KRM / KMRU : Revue de l'album Déconnecter

Déconnecter s'ouvre comme une fosse qui se forme lentement dans votre estomac. Une expansion sans relief, balayée par le vent, émerge du silence, et des booms lointains résonnent à l'horizon. Le premier signe de vie est loin d’être rassurant : un chœur de soupirs et d’expirations, le son universel du désespoir. « Différences » et les « Arkives » qui ont suivi ne prennent jamais vraiment de l'ampleur, accumulant seulement davantage de nuances de gris à mesure qu'elles s'étendent sur des durées d'exécution à deux chiffres. Ces deux pistes représentent la moitié de Déconnecter seuls, et Kevin Richard Martin et KMRU passent le reste de l'album à les déshabiller et à décoller les couches à la manière du dub classique, jusqu'à ce qu'elles ressemblent à des bouffées de fumée errantes s'échappant d'une piste Rhythm & Sound.

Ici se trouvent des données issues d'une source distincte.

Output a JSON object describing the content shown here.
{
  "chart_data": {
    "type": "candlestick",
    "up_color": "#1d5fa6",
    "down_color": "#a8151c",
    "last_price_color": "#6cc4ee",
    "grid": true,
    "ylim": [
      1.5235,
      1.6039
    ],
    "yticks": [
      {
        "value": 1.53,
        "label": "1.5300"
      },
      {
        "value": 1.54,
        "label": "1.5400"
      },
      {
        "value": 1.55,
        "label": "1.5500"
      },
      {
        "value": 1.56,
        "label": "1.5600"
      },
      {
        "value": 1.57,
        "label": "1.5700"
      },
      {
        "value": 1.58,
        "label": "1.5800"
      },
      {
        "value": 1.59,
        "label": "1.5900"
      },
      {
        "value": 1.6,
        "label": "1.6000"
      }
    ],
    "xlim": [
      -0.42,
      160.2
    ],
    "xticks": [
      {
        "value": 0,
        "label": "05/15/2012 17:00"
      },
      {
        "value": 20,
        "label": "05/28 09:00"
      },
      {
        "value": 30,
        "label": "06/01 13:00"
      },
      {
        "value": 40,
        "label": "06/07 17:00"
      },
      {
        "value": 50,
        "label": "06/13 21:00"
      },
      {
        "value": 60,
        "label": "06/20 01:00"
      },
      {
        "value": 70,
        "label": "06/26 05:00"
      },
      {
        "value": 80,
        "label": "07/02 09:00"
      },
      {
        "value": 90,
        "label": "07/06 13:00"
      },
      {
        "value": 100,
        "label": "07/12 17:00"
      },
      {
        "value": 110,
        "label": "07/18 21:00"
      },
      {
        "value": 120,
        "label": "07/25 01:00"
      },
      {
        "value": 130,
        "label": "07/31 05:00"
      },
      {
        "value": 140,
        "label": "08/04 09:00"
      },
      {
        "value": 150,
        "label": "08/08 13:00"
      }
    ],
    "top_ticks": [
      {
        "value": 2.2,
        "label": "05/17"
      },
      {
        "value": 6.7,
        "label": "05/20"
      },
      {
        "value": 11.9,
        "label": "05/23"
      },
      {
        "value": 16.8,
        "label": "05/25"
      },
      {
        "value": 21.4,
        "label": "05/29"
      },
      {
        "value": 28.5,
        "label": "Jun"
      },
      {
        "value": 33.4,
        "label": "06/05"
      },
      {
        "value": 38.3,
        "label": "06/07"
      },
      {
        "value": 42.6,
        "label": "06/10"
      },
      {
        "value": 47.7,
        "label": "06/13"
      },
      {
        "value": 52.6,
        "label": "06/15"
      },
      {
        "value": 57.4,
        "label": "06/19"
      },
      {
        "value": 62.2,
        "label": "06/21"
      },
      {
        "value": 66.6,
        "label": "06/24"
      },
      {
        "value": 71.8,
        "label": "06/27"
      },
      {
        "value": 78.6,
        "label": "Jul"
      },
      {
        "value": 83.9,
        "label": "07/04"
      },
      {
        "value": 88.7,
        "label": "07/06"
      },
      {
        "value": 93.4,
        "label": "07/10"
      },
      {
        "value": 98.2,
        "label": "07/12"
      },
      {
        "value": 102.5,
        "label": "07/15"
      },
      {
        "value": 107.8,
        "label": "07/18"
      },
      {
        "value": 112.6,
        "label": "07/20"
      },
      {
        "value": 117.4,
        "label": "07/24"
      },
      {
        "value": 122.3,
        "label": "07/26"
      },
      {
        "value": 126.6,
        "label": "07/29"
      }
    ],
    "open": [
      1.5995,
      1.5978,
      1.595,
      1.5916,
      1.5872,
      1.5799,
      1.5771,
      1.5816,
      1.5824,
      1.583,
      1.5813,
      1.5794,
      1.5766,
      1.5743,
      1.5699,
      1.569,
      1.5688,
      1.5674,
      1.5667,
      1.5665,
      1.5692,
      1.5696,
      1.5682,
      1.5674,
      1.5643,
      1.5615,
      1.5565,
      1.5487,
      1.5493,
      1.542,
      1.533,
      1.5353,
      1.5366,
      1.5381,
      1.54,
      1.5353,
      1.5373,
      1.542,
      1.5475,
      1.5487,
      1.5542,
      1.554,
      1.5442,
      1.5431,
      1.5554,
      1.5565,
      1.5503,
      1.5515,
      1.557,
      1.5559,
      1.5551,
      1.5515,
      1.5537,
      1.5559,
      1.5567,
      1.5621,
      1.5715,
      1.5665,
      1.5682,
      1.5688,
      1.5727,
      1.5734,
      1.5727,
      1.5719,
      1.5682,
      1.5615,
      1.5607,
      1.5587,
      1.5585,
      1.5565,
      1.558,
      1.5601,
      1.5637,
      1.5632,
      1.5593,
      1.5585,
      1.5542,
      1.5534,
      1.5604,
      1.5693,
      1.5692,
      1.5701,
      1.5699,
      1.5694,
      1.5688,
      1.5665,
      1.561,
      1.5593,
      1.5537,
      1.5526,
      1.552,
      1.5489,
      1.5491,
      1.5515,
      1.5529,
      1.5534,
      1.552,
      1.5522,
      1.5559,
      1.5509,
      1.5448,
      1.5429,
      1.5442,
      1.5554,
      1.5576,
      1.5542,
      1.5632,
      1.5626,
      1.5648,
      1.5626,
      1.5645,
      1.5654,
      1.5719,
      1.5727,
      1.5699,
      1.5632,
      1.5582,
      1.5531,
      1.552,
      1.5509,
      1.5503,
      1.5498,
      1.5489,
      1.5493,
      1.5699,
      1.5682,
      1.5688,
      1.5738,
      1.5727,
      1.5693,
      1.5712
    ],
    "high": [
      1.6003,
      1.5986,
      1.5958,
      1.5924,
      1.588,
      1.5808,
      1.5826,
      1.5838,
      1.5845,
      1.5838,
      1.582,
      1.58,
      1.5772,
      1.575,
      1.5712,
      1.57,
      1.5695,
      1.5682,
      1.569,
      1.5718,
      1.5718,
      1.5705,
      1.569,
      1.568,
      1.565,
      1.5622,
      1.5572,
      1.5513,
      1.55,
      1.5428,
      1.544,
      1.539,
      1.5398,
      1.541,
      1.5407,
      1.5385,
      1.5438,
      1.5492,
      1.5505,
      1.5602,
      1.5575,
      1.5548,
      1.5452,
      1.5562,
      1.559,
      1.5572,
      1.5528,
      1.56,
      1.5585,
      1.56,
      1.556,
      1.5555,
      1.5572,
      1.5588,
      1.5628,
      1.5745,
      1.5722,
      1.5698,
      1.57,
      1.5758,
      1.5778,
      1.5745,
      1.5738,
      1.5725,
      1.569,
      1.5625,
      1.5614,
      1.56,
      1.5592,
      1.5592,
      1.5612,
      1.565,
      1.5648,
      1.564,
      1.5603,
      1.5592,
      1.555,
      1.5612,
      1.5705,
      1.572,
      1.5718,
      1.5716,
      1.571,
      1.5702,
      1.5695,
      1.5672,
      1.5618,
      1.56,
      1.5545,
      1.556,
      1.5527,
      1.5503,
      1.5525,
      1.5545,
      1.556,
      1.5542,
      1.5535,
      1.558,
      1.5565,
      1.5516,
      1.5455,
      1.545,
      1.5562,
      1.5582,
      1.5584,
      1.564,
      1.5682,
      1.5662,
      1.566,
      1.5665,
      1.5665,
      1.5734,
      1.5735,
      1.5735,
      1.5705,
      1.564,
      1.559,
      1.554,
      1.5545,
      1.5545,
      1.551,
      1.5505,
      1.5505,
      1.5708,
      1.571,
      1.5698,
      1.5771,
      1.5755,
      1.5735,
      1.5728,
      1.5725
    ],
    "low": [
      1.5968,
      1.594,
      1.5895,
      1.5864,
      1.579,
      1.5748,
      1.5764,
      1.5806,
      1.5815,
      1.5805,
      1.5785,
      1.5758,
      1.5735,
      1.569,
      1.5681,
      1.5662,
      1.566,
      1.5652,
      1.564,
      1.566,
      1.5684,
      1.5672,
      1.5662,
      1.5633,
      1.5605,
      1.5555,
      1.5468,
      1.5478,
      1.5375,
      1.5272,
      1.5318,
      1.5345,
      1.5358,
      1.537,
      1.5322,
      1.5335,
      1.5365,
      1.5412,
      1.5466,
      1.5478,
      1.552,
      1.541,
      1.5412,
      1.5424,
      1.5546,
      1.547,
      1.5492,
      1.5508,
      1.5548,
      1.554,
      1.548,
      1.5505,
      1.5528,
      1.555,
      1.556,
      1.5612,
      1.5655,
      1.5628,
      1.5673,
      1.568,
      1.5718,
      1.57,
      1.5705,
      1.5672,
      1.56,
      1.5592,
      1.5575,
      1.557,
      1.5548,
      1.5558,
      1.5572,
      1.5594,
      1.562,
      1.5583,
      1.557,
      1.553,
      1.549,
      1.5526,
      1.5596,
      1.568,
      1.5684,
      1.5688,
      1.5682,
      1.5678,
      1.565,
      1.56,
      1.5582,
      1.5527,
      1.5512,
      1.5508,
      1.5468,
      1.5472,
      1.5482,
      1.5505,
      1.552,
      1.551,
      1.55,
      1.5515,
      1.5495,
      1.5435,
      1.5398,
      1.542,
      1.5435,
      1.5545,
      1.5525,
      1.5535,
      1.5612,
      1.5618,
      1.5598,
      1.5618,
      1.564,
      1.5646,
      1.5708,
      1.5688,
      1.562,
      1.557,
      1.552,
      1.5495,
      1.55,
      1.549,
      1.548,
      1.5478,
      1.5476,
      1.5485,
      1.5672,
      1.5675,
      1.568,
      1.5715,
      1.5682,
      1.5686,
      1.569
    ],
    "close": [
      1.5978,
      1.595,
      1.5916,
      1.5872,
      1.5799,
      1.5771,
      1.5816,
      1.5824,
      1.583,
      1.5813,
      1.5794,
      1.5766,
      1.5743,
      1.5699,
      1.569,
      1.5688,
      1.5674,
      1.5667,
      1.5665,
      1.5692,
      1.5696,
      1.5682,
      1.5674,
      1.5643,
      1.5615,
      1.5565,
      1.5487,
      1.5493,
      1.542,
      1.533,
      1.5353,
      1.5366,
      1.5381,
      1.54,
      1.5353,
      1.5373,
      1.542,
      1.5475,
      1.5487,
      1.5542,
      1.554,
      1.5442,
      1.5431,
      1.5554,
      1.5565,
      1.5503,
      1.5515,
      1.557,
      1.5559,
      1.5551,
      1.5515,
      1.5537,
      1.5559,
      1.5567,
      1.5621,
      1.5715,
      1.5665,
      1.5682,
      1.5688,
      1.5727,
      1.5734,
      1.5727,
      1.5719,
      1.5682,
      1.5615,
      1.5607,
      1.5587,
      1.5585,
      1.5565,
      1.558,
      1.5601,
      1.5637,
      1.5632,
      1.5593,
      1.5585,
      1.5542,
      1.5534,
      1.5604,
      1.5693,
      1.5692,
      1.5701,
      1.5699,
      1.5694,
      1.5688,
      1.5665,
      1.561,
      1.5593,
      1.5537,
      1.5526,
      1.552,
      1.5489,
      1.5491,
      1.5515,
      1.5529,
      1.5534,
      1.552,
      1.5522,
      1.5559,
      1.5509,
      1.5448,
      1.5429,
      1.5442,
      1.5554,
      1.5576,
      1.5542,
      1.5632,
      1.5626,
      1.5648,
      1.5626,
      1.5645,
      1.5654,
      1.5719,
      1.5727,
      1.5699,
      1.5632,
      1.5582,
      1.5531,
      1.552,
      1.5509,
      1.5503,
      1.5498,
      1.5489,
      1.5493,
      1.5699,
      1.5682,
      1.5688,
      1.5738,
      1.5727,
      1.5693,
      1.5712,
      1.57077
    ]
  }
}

Quiconque connaît les œuvres des deux artistes ne devrait pas être surpris par le caractère sombre de leur première collaboration. Martin est surtout connu pour le dubstep époustouflant qu'il réalise sous le nom de Bug, mais il a enregistré une grande partie de son meilleur travail au cours de la dernière décennie dans un registre plus ambiant, y compris son album solo angoissant. Sirènes et le grand Désert de béton avec les légendes des drones Terre. KMRU, né Joseph Kamaru, a éclaté avec les années 2020 Peler sur le label Editions Mego de feu Peter Rehberg, et a depuis constitué un catalogue éclectique quoique généralement monochrome. Ce sont des musiciens qui prospèrent dans des mondes sonores dévastés et apocalyptiques ; Déconnecter c'est une extension naturelle de leurs deux répertoires.

Quelle est la surprise Déconnecter est l'inclusion de la voix de Kamaru. Ses passages de créations orales développent un thème qu'il a déjà exploré sur son album de 2022. Stocké temporairement: le vol d'objets africains par les musées et archives occidentaux. « Les traditions africaines se transmettent à travers l’apprentissage et d’autres traditions orales », explique l’artiste d’origine kenyane sur « Arkives », à l’opposé de l’accent occidental mis sur les documents écrits jugés « ontologiquement concrets ». Sur les deux albums, Kamaru affirme que la conservation d’objets africains dans des musées occidentaux déforme leur signification et leur objectif, car nombre de ces objets sont « plus que de simples objets » dans leur propre culture.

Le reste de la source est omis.